Ethnic minorities missing from British media houses: survey

A new survey has revealed that ethnic minorities are still “largely absent" from a lot of British media houses especially in senior executive roles, opinion or column pages, and staff jobs.

New Statesman magazine conducted the survey in the wake of the Stephen Lawrence verdict and Diana Abbott’s tweet.

The survey showed: 0 national newspaper editors are non-white; 0 national newspaper political editors are non-white; one of the 100 most important media people in The Guardian’s 2011 guide was not white; and two of the 99 named witnesses in the current Leves on inquiry into the press are from ethnic backgrounds.

The magazine also surveyed the main comment pages of selected newspapers in the week between Monday 5th and Sunday 11th December 2011 to count the number of non-white writers who appeared.

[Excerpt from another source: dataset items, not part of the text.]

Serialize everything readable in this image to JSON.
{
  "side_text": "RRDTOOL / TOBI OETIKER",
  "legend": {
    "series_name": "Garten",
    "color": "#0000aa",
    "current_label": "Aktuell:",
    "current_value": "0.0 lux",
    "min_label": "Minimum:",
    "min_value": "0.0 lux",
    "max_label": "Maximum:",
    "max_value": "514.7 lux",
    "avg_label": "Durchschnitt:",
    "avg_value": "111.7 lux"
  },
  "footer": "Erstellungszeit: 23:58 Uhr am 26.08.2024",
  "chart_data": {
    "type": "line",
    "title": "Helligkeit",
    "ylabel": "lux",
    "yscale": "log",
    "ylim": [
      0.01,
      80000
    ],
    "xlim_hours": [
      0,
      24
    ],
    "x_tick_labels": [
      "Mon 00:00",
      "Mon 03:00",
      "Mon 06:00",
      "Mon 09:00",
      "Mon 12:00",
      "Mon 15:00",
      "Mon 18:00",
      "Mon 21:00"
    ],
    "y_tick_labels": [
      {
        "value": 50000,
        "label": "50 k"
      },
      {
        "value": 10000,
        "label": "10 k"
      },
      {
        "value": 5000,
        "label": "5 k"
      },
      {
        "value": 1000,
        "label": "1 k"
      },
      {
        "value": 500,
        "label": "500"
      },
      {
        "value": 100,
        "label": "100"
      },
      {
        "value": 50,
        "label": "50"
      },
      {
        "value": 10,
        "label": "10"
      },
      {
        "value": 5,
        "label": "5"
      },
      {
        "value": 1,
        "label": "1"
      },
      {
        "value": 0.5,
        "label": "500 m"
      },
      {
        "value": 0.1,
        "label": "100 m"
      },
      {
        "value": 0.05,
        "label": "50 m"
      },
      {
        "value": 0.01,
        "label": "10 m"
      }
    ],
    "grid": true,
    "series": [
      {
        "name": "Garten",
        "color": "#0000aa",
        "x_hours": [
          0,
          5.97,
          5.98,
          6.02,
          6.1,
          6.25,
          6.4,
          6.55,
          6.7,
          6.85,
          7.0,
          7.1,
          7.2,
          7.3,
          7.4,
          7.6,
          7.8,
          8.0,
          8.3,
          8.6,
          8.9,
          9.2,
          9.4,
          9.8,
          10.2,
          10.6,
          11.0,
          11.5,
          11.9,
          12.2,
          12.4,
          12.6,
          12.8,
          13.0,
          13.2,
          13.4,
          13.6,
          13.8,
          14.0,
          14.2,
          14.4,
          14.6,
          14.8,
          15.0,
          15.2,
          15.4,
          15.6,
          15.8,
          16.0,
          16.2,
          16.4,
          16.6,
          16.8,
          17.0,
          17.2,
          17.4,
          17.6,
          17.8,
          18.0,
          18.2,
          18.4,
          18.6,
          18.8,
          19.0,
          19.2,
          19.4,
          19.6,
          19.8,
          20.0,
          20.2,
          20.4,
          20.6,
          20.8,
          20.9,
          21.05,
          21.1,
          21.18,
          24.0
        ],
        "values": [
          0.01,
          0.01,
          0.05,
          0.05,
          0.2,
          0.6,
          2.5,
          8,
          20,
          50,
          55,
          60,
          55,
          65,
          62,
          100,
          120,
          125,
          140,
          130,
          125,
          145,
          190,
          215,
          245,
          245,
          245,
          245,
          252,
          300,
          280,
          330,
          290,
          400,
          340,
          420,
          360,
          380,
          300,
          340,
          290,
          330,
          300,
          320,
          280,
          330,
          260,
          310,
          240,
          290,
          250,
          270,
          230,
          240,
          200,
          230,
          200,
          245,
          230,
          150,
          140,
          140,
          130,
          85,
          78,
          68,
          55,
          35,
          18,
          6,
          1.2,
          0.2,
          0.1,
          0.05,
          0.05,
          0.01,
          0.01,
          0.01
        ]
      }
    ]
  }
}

It emerged that three newspapers did not have a single non-white writer on the comment pages and five non-white writers have a regular weekly fixed column in the British broadsheet press.

By looking at the number of non-white writers compared to the total number of writers in each mainstream publication (including Sunday sister publications), three didn’t have any non-white writers. These were The Daily Mail/Mail on Sunday (0/23); The Daily Telegraph/Sunday Telegraph (0/46); and The Daily Express/Sunday Express (0/22).

The Times/Sunday Times had only two out of 39; The Independent/Independent on Sunday had one out of 34; I had one out of 14; The Guardian/Observer had four out of 48; and The Financial Times had three out of 35.

Mr. Rafael Behr, Chief Political Commentator at the New Statesman questioned whether the Westminster lobby could report fairly on issues of race when they are “almost exclusively white, forty-something men”.

The New Statesman’s senior editor (politics) Mehdi Hasan commented that between 5th and 11th December 2011, “Three of the country’s bestselling newspapers and their Sunday stablemates – the Telegraph, the Mail, the Express – failed to publish a single column by a non-white person. That’s right, not a single one.

"The liberal-left papers did better than their centre-right counterparts but not by much. Over the same seven-day period, four out of 48 columnists in the Guardian/Observer were non-white; for the Independent/Independent on Sunday, it was one out of 34 columnists.”

Hasan asked: “How long can newspaper editors carry on hiring and publishing columnists who have little or no experience of these lives, backgrounds, cultures or faiths?”

He concluded that: "In 2012, 64 years after the arrival of the Empire Windrush on our shores, 36 years after the passage of the third Race Relations Act, 19 years after the racist murder of Stephen Lawrence, the great British commentariat is, in effect, a mono-racial, monocultural closed shop."

The New Statesman’s survey has highlighted the fact that racial reporting can at times be biased and less positive, especially if one has no insight or background experience in the very communities or faiths they are publishing or writing about.